Par M. David ASSOULINE,

Sénateur.

(1) Cette commission est composée de : M. Jacques Legendre , président ; MM. Ambroise Dupont, Serge Lagauche, David Assouline, Mme Catherine Morin-Desailly, M. Ivan Renar, Mme Colette Mélot, MM. Jean-Pierre Plancade , Jean-Claude Carle vice-présidents ; M. Pierre Martin, Mme Marie-Christine Blandin, MM. Christian Demuynck, Yannick Bodin, Mme Béatrice Descamps , secrétaires ; MM. Jean-Paul Amoudry, Claude Bérit-Débat, Mme Maryvonne Blondin, M. Pierre Bordier, Mmes Bernadette Bourzai, Marie-Thérèse Bruguière, M. Jean-Claude Carle, Mme Françoise Cartron, MM. Jean-Pierre Chauveau, Yves Dauge, Claude Domeizel, Alain Dufaut, Mme Catherine Dumas, MM. Jean-Léonce Dupont, Louis Duvernois, Mme Françoise Férat, MM. Jean-Luc Fichet, Bernard Fournier, Mme Brigitte Gonthier-Maurin, MM. Jean-François Humbert, Soibahadine Ibrahim Ramadani, Mme Marie-Agnès Labarre, M. Philippe Labeyrie, Mmes Françoise Laborde, Françoise Laurent-Perrigot, M. Jean-Pierre Leleux, Mme Claudine Lepage, M. Alain Le Vern, Mme Christiane Longère, M. Jean-Jacques Lozach, Mme Lucienne Malovry, MM. Jean Louis Masson, Philippe Nachbar, Mmes Mireille Oudit, Monique Papon, MM. Daniel Percheron, Jean-Jacques Pignard, Roland Povinelli, Jack Ralite, Philippe Richert , René-Pierre Signé, Jean-François Voguet.

Voir les numéros :

Assemblée nationale ( 13 ème législ.) : 2824, 2857, 2859 à 2865 et T.A. 555

Sénat : 110 et 111 (annexe n° 17 ) (2010-2011)

INTRODUCTION

Mesdames, Messieurs,

Le programme 180, auparavant uniquement consacré à la presse, inclut, dans la version initiale du projet de loi de finances pour 2011, les crédits consentis à la politique de l'État dans les domaines du livre et des industries culturelles entendues au sens large. Votre rapporteur pour avis s'interroge sur le sens et l'opportunité d'un tel regroupement.

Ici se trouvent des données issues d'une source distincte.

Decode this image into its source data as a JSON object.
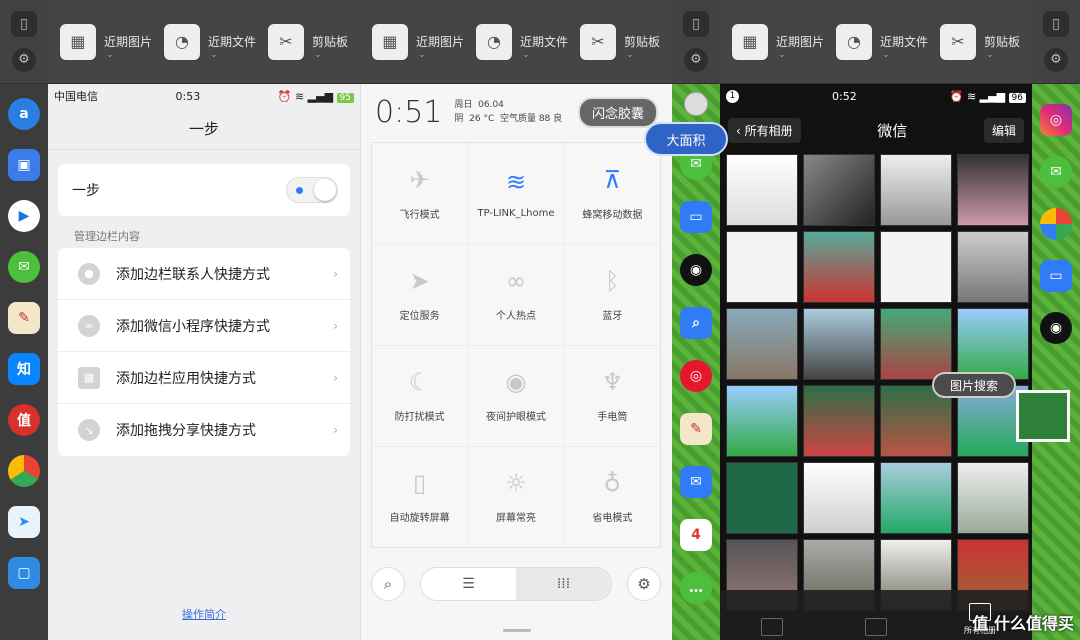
{
  "toolbar": {
    "recent_images": "近期图片",
    "recent_files": "近期文件",
    "clipboard": "剪贴板"
  },
  "phone1": {
    "status": {
      "carrier": "中国电信",
      "time": "0:53",
      "battery": "95"
    },
    "title": "一步",
    "toggle_label": "一步",
    "section_label": "管理边栏内容",
    "rows": [
      {
        "label": "添加边栏联系人快捷方式"
      },
      {
        "label": "添加微信小程序快捷方式"
      },
      {
        "label": "添加边栏应用快捷方式"
      },
      {
        "label": "添加拖拽分享快捷方式"
      }
    ],
    "footer_link": "操作简介"
  },
  "phone2": {
    "time": "0:51",
    "weekday": "周日",
    "date": "06.04",
    "weather": "阴",
    "temperature": "26 °C",
    "air_quality": "空气质量 88",
    "air_quality_level": "良",
    "capsule": "闪念胶囊",
    "tiles": [
      {
        "label": "飞行模式",
        "active": false
      },
      {
        "label": "TP-LINK_Lhome",
        "active": true
      },
      {
        "label": "蜂窝移动数据",
        "active": true
      },
      {
        "label": "定位服务",
        "active": false
      },
      {
        "label": "个人热点",
        "active": false
      },
      {
        "label": "蓝牙",
        "active": false
      },
      {
        "label": "防打扰模式",
        "active": false
      },
      {
        "label": "夜间护眼模式",
        "active": false
      },
      {
        "label": "手电筒",
        "active": false
      },
      {
        "label": "自动旋转屏幕",
        "active": false
      },
      {
        "label": "屏幕常亮",
        "active": false
      },
      {
        "label": "省电模式",
        "active": false
      }
    ]
  },
  "phone3": {
    "status": {
      "badge": "1",
      "time": "0:52",
      "battery": "96"
    },
    "back": "所有相册",
    "title": "微信",
    "edit": "编辑",
    "tabbar_active": "所有相册"
  },
  "overlays": {
    "big_area": "大面积",
    "image_search": "图片搜索"
  },
  "watermark": "值 什么值得买",
  "colors": {
    "accent": "#2f7cf6",
    "bubble": "#2f64c6"
  }
}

En effet, le soutien financier de l'État en faveur de la presse est justifié par la nécessité de garantir un débat citoyen et démocratique dynamique, nourri par une information libre, indépendante et pluraliste. En revanche, les subventions accordées aux secteurs de l'édition et des industries culturelles obéissent à des impératifs propres à la création culturelle et à la protection de l'écrit et des patrimoines.

La décision de regrouper ces politiques pourtant distinctes au sein d'un même programme ne lui semble pas, par conséquent, aller nécessairement dans le sens d'une meilleure lisibilité de la dépense publique.

Il se réjouit donc qu'en première lecture, l'Assemblée nationale ait substitué au programme 180 « Presse, livre et industries culturelles » trois nouveaux programmes intitulés « Presse », « Livre et lecture » et « Industries culturelles ».

L'État maintient globalement son effort financier exceptionnel en faveur de la presse dans le projet de loi de finances pour 2011. Ce plan de soutien vise à favoriser l'adaptation du secteur aux bouleversements de son environnement technologique et à la concurrence de nouveaux supports et sources d'information, et à accompagner les mutations du modèle économique des entreprises de presse.

Toutefois, la mission confiée à M. Aldo Cardoso, en 2010, sur la gouvernance des aides publiques à la presse a permis de disposer d'une vision plus globale du soutien public accordé à la presse. Celui-ci est évalué à près d' 1,4 milliard d'euros , addition faite des diverses aides publiques directes et indirectes à la presse, réparties sur plusieurs programmes budgétaires, mais aussi des dépenses non inscrites au budget général de l'État et, le cas échéant, consenties par d'autres organismes publics (comme La Poste, par exemple).

Or, le système d'aides publiques à la presse, qui remonte à une loi du 4 thermidor de l'an IV posant le principe d'une aide au transport postal de la presse, se caractérise traditionnellement par son extrême fragmentation et l' absence d'une véritable stratégie cohérente assortie d'indicateurs d'évaluation régulièrement actualisés .

En conséquence, derrière l'affichage d'une politique publique particulièrement généreuse à l'endroit de la presse, il faut constater l'indigence de l'effort en termes de cohérence stratégique, qui nuit profondément à l'efficacité des aides publiques accordées à la presse.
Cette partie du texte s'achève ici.